A look at key issues in the nation’s health care debate:
THE ISSUE: Is there an easier, more transparent way for consumers to shop for health insurance?
THE POLITICS: Most Americans under age 65 get insurance coverage through their employers. Small-business employers, however, increasingly find policies unaffordable. And for the approximately 18 million Americans who buy their own insurance plans, it can be a baffling experience to wade through or even understand competing offers. People who buy their own policies risk paying higher rates or being denied coverage based on their health history.
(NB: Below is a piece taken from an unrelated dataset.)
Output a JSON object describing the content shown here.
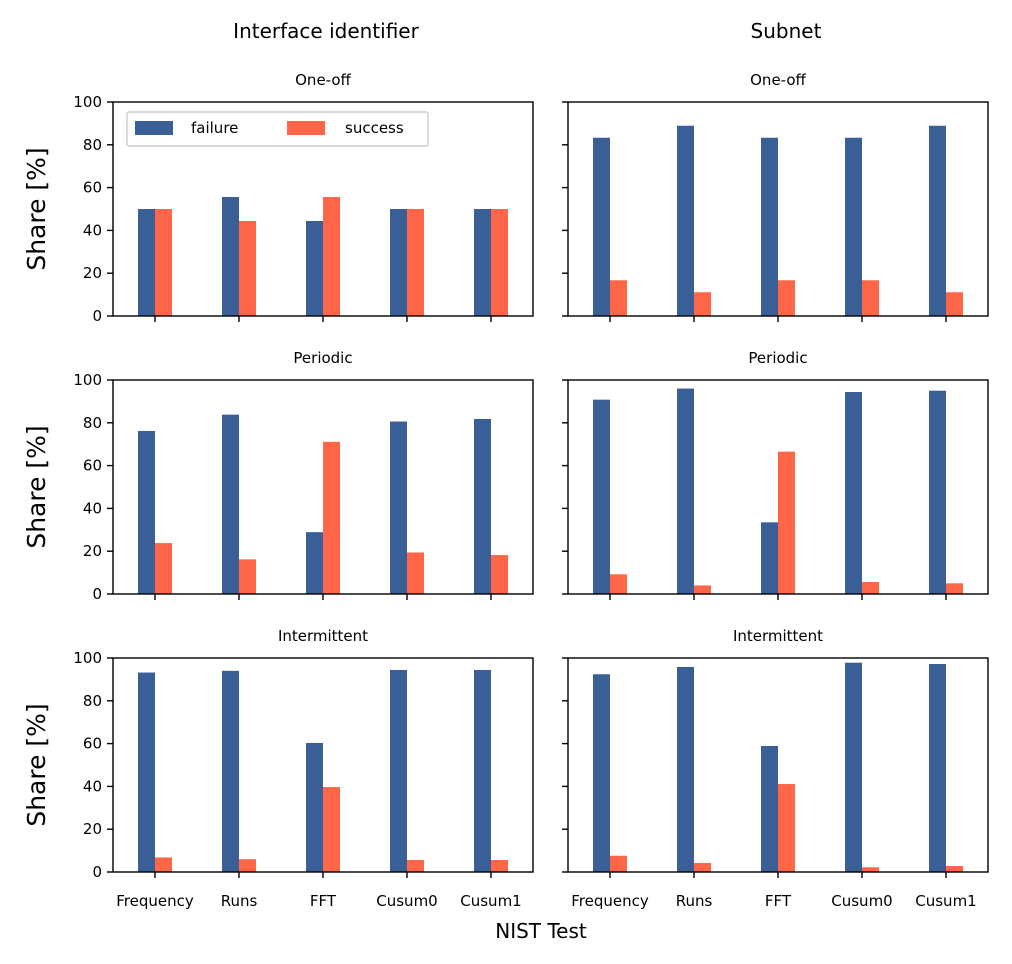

WHAT IT MEANS: All the major health care proposals before Congress would create some version of a purchasing exchange or gateway that would allow small-business employers and individuals not already covered by government or employer plans to shop for insurance. The idea is to create a competitive, regulated marketplace where people can make side-by-side comparisons of available plans. Plans would have to meet minimum criteria to be offered and practices like excluding people with pre-existing conditions would be barred. Lawmakers are weighing national or state and regional exchanges, and they could be opened to larger employers over time. Subsidies would be offered to low-income people. If Congress ends up creating a new public insurance plan, that would be one of the offerings in the exchange. Although the exchanges would represent a major change in how insurance is offered in this country, the idea has generated little controversy on Capitol Hill, despite concerns voiced by some business groups and insurers. Lawmakers are already familiar with a similar model because they can get insurance through the Federal Employees Health Benefits Program, which offers a menu of health plans to choose from.